Nvidia knows how to keep their processors busy. They write software libraries after all, and these go hand-in-hand with their famous chips. But no amount of software or hardware can make up for a lack of bandwidth between the data and the processor.
Although PCI Express is fast, it can’t feed data quick enough to satisfy the latest Nvidia Ampere GPUs. Placing a GPU on a PCIe expansion card limits total memory to GPU bandwidth to just 64 GB/s, but native GPU memory can deliver a whopping 8,000 GB/s! This has limited the practical size of machine learning models and thus the questions that can be answered by AI.
Nvidia Grace Is A DPU For The GPU
Now let’s consider Grace, Nvidia’s new CPU platform. Nvidia named this new CPU after Grace Hopper for a reason, and it has everything to do with latency.
On the face of it, one might think Nvidia Grace is a new server architecture based on Arm and NVLink, but this is way off the mark. Instead, think of Grace as an offload engine for the GPU analogous to the way a DPU handles network workloads. Is there really any difference between placing some Arm cores and RAM on a GPU card instead of on a network card? But Grace is also designed to address a critical limitation in modern computer architecture and help extract maximum benefit from Nvidia GPUs.
Grace will use advanced Arm Neoverse CPU cores and LPDDR5x memory to provide general-purpose compute literally next to the next-generation Ampere GPU cores. And these Grace CPUs will have NVLink built in, enabling incredible throughput of over 2,000 GB/s.
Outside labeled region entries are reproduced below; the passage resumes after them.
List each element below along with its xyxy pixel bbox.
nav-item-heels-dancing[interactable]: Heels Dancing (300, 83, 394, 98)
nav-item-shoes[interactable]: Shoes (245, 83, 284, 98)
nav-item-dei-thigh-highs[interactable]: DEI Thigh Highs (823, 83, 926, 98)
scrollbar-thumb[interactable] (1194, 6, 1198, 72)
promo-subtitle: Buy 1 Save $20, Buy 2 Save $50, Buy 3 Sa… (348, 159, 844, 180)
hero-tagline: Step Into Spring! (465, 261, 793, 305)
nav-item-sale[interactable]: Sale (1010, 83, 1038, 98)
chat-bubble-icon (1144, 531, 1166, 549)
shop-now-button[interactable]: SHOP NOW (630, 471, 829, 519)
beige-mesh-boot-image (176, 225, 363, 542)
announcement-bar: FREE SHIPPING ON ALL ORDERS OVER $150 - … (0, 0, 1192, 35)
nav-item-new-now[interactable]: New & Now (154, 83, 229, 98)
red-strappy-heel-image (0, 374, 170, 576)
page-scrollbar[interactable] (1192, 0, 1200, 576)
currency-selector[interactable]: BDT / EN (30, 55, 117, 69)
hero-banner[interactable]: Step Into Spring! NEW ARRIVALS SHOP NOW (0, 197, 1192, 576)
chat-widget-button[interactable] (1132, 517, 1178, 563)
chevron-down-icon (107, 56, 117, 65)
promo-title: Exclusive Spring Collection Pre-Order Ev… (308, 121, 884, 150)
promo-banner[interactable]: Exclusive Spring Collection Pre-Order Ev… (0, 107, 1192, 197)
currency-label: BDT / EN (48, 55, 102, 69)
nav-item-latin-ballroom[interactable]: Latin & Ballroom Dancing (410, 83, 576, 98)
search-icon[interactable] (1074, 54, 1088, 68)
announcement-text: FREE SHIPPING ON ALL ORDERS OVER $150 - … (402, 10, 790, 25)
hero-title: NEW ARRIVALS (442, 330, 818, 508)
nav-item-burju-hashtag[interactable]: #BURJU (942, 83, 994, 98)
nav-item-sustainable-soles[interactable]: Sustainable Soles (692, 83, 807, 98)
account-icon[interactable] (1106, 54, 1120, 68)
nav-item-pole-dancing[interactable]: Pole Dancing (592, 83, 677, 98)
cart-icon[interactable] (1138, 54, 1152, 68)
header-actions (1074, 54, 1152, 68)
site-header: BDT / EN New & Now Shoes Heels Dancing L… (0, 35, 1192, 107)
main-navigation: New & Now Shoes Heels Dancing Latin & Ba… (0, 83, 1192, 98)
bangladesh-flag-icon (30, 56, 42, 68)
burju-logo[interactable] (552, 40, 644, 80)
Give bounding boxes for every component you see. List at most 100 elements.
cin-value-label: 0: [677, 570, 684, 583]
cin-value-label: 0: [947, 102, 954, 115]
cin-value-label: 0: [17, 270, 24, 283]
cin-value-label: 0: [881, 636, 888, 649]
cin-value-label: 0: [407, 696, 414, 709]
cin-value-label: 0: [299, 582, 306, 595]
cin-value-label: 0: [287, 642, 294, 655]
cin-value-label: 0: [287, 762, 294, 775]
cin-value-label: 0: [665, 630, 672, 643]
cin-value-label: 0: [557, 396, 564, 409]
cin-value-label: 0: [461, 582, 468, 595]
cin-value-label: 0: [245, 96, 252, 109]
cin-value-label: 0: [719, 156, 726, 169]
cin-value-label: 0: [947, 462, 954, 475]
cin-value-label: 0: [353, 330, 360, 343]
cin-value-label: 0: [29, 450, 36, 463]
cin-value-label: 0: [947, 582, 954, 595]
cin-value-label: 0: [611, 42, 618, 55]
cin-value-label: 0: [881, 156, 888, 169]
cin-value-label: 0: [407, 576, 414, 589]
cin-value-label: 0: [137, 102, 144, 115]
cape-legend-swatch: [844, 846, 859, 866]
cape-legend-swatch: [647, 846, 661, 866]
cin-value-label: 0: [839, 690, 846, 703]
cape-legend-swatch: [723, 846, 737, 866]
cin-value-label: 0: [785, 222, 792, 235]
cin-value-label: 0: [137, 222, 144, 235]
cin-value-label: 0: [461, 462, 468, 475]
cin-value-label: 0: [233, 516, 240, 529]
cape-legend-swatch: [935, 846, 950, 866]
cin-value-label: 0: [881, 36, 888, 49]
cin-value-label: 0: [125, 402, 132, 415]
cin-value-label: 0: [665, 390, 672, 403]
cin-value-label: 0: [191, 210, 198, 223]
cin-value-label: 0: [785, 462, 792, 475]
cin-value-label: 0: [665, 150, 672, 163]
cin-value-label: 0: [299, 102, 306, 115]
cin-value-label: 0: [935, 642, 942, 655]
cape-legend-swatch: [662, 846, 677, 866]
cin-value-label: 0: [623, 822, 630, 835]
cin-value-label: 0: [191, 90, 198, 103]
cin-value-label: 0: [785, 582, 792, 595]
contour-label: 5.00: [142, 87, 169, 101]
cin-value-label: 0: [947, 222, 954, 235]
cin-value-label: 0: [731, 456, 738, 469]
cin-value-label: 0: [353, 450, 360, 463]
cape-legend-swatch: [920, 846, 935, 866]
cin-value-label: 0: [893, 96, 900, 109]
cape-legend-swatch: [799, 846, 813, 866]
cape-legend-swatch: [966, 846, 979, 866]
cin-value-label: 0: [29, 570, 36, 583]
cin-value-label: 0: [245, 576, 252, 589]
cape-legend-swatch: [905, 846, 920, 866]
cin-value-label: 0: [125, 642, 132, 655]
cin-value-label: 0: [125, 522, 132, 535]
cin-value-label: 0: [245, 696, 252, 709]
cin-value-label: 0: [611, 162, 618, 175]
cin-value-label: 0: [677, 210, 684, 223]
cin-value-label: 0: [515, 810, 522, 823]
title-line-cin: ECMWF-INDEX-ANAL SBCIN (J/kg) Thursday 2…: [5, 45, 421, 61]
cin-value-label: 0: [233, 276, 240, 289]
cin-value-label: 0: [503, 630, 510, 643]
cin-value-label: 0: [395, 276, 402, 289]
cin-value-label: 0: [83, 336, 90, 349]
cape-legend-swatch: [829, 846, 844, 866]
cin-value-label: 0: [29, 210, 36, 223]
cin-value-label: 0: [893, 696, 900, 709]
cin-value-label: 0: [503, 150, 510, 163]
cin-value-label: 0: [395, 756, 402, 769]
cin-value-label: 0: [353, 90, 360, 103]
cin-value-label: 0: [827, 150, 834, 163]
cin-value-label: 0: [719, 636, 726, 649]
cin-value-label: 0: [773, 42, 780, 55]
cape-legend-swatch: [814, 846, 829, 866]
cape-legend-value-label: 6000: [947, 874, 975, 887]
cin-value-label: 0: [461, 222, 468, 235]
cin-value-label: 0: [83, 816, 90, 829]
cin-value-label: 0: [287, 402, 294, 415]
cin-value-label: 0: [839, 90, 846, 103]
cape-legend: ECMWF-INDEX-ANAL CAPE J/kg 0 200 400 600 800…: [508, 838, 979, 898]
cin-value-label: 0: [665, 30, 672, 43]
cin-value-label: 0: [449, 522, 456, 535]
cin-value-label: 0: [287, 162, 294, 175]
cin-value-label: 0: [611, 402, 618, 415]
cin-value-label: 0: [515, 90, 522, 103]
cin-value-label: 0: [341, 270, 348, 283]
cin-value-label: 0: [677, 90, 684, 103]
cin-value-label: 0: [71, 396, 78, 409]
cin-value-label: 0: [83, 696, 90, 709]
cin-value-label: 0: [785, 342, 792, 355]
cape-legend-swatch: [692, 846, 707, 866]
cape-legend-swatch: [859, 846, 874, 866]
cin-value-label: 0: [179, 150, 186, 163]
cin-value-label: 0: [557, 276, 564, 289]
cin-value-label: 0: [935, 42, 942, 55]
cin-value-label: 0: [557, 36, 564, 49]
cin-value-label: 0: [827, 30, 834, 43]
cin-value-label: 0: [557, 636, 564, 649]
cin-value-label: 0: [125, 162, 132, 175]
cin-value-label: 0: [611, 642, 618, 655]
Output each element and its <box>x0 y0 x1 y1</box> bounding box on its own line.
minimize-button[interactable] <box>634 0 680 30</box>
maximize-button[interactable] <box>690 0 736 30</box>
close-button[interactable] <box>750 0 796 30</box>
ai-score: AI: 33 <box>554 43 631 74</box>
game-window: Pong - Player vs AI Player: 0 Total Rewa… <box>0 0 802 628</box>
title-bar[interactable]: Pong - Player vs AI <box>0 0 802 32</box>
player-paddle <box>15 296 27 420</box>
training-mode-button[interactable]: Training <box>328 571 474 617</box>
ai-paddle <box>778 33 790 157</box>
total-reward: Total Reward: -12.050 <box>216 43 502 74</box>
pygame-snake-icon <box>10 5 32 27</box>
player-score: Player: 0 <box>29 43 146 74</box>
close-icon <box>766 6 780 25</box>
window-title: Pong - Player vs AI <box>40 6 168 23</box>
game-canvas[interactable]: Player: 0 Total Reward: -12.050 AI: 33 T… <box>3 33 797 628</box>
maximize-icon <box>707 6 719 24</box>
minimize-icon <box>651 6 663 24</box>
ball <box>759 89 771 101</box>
AI applications will be able to expand beyond the GPU memory without taking the latency hit of a trip across a PCIe bus to main system memory. And Grace cards will be able to interconnect with NVLink just like the GPUs in today’s DGX systems.
Back in 2014, IBM, Nvidia, and Mellanox collaborated on the development of a new supercomputer for the United States Department of Energy. The Summit and Sierra supercomputers used Nvidia’s proprietary NVLink protocol to connect Nvidia’s Tesla GPU to IBM’s POWER9 CPUs, massively improving throughput. And the nodes used Mellanox InfiniBand with state-of-the-art (at the time) offload capabilities.
If this sounds familiar, it should. Nvidia is essentially delivering a supercomputer architecture to the datacenter, with offload engines for the NIC and GPU. Bluefield and Grace reduce the overhead on the server CPU and help move the datacenter to a disaggregated architecture.
Grace and Bluefield in a Disaggregated World
As we discussed in our recent Ice Lake Xeon Scalable Processor review, the enterprise server is on the verge of a massive disruption. Compute Express Link (CXL) enables more flexible connectivity between CPUs, memory, storage, and I/O devices. Thanks to CXL, the servers of 2023 will be more flexible and expandable than ever, enabling rack-scale architecture and special-purpose configuration.
Will Nvidia eventually try to take on Intel and AMD in the server CPU market? It seems likely, especially if the acquisition of Arm goes through. But for now, Grace is all about keeping Nvidia GPUs fed with data, even as AI models expand in terms or memory and compute resources.
Nvidia Grace means that GPUs will have access to general purpose CPU and additional memory regardless of the system interconnect. This future-proofs Nvidia GPU even if CXL, disaggregation, and heterogeneous servers take off. And Bluefield is even more compelling in a disaggregated world.
Imagine a next-generation server CPU from Intel, AMD, or Arm at the center, with CXL links to memory and I/O complexes all around it. Most of these I/O devices will include CPUs and memory of their own, offloading special tasks like network, storage, and machine learning processing. This is the future that Nvidia and the rest of the industry are building.